Because there are some 100 students in the music program, adult musicians help them. Father Harlow can play a variety of instruments, so he performed with the jazz band, marching band and select choir for six years.

As pastor of St. Charles, he also helped with the religious education of the Catholic children, baptized and conferred First Reconciliation and First Communion.

After he was transferred to Chittenden County, it became more difficult for him to travel to Westminster to participate in the concerts and other public events, so he became more involved with fundraising for Kurn Hattin.

Each year he invites all of the parish religious education programs to make Christmas cards for the boys and girls at the residential school; the Catholic Daughters and the Knights of Columbus have been generous with financial donations as well as donating raffle items and sports equipment. Some religious education programs have donated school items and toys.

And one of Father Harlow’s former parishes, Immaculate Heart of Mary in Williston, collected coats one winter for the children. “Parishioners have been very generous,” he said.
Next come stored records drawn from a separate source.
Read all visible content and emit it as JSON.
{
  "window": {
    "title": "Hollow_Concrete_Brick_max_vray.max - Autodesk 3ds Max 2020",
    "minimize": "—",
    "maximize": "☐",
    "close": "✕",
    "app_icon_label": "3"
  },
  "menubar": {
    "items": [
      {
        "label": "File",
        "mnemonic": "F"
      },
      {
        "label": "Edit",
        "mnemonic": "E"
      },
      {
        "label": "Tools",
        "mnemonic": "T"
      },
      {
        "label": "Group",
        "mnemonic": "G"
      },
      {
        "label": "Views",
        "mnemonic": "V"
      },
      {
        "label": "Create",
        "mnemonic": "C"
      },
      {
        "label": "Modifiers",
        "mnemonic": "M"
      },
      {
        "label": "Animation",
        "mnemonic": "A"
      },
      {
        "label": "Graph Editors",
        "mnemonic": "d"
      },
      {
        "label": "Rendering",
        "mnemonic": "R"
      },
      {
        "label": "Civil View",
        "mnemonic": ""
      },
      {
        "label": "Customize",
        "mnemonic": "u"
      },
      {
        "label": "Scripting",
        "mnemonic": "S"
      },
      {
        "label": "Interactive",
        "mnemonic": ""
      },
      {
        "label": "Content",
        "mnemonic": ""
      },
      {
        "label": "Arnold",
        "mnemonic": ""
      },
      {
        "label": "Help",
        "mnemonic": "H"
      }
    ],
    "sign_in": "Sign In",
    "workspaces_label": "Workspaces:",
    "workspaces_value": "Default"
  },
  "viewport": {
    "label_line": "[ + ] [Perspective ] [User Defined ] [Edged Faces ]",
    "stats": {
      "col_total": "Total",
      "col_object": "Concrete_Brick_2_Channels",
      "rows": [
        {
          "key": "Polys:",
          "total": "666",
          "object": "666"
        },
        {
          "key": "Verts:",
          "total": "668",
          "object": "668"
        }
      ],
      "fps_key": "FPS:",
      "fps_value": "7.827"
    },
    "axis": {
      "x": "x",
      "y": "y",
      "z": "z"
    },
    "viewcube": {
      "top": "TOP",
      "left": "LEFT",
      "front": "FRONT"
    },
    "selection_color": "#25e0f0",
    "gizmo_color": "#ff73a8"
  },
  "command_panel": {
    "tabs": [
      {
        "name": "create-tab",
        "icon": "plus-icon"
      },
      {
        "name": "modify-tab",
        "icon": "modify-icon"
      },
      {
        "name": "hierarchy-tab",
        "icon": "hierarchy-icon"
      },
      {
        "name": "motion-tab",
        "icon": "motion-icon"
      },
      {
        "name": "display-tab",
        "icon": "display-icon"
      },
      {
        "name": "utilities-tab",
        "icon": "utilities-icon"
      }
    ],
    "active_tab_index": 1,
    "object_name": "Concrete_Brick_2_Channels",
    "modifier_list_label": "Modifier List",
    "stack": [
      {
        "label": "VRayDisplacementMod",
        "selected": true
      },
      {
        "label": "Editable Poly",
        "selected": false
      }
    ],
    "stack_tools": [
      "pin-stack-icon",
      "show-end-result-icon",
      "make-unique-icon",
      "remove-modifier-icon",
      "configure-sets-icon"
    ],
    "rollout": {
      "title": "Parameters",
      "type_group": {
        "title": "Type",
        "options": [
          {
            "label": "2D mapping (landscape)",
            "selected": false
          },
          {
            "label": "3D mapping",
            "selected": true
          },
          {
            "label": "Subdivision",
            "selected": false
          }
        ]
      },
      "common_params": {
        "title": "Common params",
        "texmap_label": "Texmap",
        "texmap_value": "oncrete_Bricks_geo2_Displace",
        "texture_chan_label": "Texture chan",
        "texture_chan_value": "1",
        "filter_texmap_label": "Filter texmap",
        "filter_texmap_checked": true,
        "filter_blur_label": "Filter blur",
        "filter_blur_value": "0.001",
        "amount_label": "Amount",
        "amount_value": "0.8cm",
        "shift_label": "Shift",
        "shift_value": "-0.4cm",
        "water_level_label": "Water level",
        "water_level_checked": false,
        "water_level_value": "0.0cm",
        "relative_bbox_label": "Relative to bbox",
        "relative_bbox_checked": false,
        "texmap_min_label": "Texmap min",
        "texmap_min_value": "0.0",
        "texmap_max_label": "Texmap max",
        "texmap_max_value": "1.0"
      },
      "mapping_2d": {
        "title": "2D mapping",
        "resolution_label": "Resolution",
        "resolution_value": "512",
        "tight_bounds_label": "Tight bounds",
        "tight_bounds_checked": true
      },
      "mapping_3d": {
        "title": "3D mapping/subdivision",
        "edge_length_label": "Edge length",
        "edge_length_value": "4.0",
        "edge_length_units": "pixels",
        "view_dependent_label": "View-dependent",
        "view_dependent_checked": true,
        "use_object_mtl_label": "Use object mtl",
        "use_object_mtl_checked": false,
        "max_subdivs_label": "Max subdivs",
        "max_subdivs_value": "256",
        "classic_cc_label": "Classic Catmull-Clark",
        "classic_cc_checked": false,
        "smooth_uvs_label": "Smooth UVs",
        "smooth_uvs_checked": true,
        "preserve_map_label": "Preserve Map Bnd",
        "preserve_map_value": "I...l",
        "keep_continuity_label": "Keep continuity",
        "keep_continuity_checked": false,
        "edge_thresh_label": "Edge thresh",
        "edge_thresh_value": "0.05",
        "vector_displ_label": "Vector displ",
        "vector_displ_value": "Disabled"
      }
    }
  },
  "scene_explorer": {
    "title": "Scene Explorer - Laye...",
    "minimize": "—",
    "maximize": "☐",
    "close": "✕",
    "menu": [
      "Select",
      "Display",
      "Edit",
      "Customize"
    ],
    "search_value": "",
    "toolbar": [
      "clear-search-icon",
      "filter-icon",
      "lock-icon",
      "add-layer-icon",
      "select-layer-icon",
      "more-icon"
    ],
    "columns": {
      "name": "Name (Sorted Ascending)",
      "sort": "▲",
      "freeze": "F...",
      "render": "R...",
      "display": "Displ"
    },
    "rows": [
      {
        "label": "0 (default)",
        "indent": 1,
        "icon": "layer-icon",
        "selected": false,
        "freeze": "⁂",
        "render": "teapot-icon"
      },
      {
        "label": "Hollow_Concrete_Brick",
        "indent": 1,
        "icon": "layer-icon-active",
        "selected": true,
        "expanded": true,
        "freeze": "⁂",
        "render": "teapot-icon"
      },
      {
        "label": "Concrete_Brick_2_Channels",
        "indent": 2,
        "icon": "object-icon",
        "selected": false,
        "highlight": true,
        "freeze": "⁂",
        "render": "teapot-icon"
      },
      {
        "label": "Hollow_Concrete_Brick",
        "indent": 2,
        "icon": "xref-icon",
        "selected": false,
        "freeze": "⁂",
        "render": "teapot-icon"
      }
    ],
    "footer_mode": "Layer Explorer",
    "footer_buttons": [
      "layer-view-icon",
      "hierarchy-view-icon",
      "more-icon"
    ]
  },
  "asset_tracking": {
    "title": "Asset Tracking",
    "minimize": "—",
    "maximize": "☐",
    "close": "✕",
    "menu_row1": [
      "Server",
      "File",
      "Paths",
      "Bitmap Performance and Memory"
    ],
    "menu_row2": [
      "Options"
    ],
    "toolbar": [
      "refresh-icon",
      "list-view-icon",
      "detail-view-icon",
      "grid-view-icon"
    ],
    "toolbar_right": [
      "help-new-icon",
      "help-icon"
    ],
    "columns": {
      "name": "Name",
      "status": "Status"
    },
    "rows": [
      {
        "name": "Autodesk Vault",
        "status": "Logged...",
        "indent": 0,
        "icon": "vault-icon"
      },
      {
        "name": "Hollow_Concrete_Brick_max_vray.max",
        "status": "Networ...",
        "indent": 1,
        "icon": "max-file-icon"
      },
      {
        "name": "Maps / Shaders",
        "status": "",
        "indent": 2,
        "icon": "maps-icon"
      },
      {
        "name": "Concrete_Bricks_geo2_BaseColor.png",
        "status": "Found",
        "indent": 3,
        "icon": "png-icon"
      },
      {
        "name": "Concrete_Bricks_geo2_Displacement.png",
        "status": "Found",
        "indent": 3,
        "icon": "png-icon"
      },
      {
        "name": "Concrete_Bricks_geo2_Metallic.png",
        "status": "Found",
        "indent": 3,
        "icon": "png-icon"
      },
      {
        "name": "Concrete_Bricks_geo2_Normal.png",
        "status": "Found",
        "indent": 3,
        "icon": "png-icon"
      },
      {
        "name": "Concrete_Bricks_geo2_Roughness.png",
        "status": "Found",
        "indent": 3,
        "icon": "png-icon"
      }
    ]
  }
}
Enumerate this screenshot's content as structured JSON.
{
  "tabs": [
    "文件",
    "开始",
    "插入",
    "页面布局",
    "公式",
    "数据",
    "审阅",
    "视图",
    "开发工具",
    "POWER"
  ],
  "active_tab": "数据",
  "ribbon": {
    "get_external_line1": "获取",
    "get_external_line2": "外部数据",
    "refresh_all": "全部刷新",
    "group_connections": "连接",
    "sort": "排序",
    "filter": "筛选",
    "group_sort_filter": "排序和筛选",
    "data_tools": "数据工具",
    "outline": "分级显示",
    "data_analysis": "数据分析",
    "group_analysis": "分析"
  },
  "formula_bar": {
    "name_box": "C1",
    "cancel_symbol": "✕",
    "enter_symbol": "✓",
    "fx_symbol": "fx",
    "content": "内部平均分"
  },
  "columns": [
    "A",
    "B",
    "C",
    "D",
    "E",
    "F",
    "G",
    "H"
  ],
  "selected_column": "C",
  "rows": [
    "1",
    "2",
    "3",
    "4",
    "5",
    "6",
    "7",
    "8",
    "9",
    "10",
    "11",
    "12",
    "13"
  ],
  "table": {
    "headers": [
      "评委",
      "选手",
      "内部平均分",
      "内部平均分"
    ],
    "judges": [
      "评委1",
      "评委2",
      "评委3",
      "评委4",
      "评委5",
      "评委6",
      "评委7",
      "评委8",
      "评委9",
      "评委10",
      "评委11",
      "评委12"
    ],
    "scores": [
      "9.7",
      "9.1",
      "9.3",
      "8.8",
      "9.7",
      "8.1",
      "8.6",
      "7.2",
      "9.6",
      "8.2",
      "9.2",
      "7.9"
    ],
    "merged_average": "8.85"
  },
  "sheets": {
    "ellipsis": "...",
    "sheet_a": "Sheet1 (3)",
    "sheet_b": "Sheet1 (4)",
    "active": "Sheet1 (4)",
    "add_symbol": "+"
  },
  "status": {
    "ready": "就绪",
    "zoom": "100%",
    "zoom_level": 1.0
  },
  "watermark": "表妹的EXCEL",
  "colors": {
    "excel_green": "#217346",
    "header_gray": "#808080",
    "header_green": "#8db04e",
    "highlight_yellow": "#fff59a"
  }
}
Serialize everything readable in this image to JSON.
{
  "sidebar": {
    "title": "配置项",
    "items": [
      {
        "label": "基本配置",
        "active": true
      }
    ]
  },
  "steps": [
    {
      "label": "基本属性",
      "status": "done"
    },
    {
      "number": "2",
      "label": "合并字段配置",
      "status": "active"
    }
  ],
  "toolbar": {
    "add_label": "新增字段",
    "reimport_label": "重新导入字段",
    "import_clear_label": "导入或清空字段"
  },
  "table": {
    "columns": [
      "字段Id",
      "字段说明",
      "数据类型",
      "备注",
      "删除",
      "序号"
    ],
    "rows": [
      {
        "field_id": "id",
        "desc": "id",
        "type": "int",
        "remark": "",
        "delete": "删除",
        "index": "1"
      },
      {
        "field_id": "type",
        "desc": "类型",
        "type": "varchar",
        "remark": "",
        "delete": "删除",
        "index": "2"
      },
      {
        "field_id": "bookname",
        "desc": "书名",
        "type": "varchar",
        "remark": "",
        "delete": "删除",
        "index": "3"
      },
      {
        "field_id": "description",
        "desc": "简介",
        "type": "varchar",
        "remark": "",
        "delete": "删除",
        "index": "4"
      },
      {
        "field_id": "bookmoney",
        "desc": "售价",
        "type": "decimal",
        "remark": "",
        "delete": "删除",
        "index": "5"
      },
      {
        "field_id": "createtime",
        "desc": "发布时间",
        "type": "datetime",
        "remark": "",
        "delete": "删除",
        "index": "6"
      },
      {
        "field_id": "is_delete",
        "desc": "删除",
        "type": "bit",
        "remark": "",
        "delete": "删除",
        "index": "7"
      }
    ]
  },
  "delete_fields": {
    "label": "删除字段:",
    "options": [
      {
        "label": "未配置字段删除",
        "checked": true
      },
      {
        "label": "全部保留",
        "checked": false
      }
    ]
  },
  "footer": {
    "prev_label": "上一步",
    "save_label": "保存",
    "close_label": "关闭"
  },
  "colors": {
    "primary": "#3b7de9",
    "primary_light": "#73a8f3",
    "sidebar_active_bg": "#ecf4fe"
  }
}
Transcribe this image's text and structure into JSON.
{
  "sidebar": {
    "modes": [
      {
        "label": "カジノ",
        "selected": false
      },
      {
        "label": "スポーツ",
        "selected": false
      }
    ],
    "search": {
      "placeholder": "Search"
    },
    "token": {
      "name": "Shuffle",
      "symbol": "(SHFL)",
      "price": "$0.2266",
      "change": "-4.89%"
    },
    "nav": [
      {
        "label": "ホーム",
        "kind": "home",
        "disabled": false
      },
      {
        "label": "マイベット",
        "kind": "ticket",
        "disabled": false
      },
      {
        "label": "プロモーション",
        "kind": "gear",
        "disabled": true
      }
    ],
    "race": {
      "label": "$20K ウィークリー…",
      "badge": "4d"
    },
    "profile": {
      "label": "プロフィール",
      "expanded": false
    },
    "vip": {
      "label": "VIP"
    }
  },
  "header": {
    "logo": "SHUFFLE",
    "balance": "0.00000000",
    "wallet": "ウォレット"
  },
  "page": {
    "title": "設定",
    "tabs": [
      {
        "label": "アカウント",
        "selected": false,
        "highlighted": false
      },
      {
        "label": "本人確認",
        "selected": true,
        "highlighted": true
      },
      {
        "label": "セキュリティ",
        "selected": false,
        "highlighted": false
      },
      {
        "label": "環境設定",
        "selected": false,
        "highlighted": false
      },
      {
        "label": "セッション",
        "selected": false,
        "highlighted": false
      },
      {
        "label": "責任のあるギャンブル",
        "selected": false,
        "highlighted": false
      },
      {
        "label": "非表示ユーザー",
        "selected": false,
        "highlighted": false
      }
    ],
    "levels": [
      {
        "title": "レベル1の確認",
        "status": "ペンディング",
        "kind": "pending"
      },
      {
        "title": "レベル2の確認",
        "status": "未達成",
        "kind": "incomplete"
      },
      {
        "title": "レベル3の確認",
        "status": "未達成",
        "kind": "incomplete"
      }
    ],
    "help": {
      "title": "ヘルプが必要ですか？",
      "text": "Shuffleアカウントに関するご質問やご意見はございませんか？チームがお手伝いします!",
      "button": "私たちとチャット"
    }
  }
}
This year, in honor of his silver jubilee of priestly ordination — which will occur on May 8, 2018 — he has committed to several fundraising projects for Kurn Hattin with the goal of raising $25,000 in honor of his 25 years of priesthood. These included a September back-to-school shoe fundraiser to provide shoes and boots for the students.

The winners of a Christmas raffle will be drawn at the Dec. 14 Christmas concert at Kurn Hattin. Tickets are still available through Father Harlow or at (Be sure to enter the words “Christmas raffle.”)

Tickets are $25 for one or a book of five for $100. There are three cash prizes $2,500, $1,000 and $500.

The DeGoesbriand Council of the Knights of Columbus in Burlington will conduct a drive to collect sports equipment for Kurn Hattin in April, and in May, parishioners from St. Joseph Co-Cathedral will host a spring tea for ladies to learn more about Kurn Hattin.

Father Harlow is traveling to his eight former parishes to celebrate a Mass of Thanksgiving and speak about the St. Nicholas Project, and on May 8, 2018, there will be the grand finale Mass of Thanksgiving at his home parish of St. Francis of Assisi in Windsor at which the Kurn Hattin Select Choir will sing. “Everyone is invited to attend the Mass and reception following — and meet some of the children and staff from the Kurn Hattin Homes for Children,” he said.

“His work for us is astounding,” enthused Stephen Harrison, executive director of Kurn Hattin. “He has a heart for children.”

Harrison said the priest’s ongoing commitment to the school — which generally has 95-105 students in kindergarten through grade eight — “has been a real Godsend in so many ways.”

In addition to raising funds and organizing drives for things like clothing, shoes, quilts and pillowcases, the way he has involved people from throughout the Diocese of Burlington is meaningful to the children, Harrison said. “He has touched so many children’s lives and done so through many people in Vermont who might not have ever heard about us let alone assist us.”

He called Father Harlow’s work on behalf of the residential school “stellar.”